The exuberance of the young cast is palpable and contagious. It's an expressive, committed ensemble and each performer gives physical truth to their varied and often whimsical characters. Joe McManus as Alan is the emotional center and fragile heart of Pink Milk's world. He plays Alan with an innocent curiosity that is compellingly optimistic and so likable that the audience is left not caring whether this character is an "accurate" portrayal of the important figure, Alan Turing. Matt Moynihan movingly supports as Christopher, Alan's "maybe lover." It doesn't matter if Turing and Christopher Morcom were actually lovers, these performances breathe such life into them that the audience wants them to be together. It's all unexpected from a play inspired by the father of computer science.

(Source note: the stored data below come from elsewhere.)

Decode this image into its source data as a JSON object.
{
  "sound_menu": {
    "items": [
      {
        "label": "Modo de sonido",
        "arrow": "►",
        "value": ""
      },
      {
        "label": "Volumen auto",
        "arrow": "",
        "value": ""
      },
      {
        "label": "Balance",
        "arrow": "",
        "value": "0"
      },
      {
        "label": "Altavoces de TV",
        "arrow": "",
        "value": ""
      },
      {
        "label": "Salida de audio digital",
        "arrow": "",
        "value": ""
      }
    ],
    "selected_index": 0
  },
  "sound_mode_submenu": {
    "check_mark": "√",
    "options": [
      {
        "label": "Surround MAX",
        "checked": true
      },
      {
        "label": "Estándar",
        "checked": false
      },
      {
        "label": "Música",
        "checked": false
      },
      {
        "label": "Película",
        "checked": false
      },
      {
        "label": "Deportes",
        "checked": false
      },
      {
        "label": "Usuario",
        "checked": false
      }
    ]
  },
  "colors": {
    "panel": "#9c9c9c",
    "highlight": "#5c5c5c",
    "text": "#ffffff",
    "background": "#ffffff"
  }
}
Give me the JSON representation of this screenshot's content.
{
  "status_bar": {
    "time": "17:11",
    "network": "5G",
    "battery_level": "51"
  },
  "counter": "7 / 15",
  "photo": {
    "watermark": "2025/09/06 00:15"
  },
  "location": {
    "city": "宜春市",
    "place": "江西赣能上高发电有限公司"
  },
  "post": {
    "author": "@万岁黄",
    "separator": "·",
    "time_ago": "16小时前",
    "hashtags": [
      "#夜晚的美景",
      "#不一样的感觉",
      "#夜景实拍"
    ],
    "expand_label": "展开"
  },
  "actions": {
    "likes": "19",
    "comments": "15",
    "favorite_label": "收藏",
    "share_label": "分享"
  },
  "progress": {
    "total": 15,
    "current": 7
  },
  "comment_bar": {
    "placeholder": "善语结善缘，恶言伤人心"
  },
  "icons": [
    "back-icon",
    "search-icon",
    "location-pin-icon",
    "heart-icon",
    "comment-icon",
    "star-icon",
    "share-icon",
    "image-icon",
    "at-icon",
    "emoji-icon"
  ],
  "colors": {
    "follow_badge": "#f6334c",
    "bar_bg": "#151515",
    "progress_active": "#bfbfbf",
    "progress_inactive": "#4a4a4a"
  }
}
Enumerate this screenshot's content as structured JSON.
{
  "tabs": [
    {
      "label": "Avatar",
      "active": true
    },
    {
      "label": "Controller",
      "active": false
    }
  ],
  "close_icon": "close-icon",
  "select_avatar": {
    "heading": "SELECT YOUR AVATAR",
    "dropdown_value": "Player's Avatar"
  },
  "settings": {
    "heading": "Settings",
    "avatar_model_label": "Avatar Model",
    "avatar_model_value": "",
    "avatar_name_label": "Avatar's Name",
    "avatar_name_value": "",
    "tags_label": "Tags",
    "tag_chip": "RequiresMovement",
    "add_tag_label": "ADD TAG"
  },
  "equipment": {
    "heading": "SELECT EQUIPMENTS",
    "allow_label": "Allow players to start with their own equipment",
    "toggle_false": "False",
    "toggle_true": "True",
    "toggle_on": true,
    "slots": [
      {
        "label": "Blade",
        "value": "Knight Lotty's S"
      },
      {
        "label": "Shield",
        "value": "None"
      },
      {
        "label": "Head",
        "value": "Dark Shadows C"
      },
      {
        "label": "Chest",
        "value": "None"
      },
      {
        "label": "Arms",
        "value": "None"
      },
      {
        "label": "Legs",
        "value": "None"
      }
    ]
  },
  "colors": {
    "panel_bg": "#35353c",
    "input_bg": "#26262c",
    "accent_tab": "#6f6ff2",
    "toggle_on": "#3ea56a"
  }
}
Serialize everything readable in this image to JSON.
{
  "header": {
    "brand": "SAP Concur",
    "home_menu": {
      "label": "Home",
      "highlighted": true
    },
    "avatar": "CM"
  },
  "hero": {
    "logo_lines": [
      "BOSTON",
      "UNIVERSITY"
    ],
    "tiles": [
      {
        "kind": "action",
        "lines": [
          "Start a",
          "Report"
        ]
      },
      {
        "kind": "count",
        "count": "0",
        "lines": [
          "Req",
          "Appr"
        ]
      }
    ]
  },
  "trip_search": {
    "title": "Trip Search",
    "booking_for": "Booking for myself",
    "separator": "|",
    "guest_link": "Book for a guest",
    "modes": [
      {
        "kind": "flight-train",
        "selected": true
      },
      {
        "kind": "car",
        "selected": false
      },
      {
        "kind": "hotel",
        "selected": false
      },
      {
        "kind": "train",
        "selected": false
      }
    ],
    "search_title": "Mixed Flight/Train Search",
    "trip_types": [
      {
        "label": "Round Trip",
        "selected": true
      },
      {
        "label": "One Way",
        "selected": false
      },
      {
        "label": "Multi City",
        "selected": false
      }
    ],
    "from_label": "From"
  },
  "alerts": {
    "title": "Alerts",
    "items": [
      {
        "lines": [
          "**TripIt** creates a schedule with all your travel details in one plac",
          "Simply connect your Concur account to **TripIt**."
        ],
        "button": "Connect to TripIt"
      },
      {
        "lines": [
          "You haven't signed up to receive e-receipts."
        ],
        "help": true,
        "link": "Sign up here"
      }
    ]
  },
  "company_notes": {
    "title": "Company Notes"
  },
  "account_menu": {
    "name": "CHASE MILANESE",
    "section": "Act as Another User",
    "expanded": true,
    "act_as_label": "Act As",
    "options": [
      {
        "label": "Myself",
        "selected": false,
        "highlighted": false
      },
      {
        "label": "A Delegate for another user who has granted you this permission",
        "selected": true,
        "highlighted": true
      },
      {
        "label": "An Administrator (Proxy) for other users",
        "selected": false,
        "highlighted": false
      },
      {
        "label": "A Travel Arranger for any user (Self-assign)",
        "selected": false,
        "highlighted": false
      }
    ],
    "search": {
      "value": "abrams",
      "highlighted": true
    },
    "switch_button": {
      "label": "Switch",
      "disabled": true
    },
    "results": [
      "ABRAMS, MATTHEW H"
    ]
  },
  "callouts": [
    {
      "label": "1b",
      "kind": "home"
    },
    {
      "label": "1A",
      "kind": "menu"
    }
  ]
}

Despite the musicality and beauty evoked by Pink Milk it's also a tragedy about the destruction of a man by the very state he served. The irony makes the effects of Alan's torture even more unendurable. As the play portrays chemical castration it's as cruel and unusual a torture as the name implies. Pink Milk is evocative enough to make its audience consider how laws are sometimes used to bully those different from them.
I knew very little about Alan Turing before seeing this play but it was more than I needed to be moved by this imaginatively lyric and thought-provoking experience. The audience may not leave Pink Milk knowing the historic figure Alan Turing any better but they will know Alan, the brief shining human. It's an emotional and just tribute.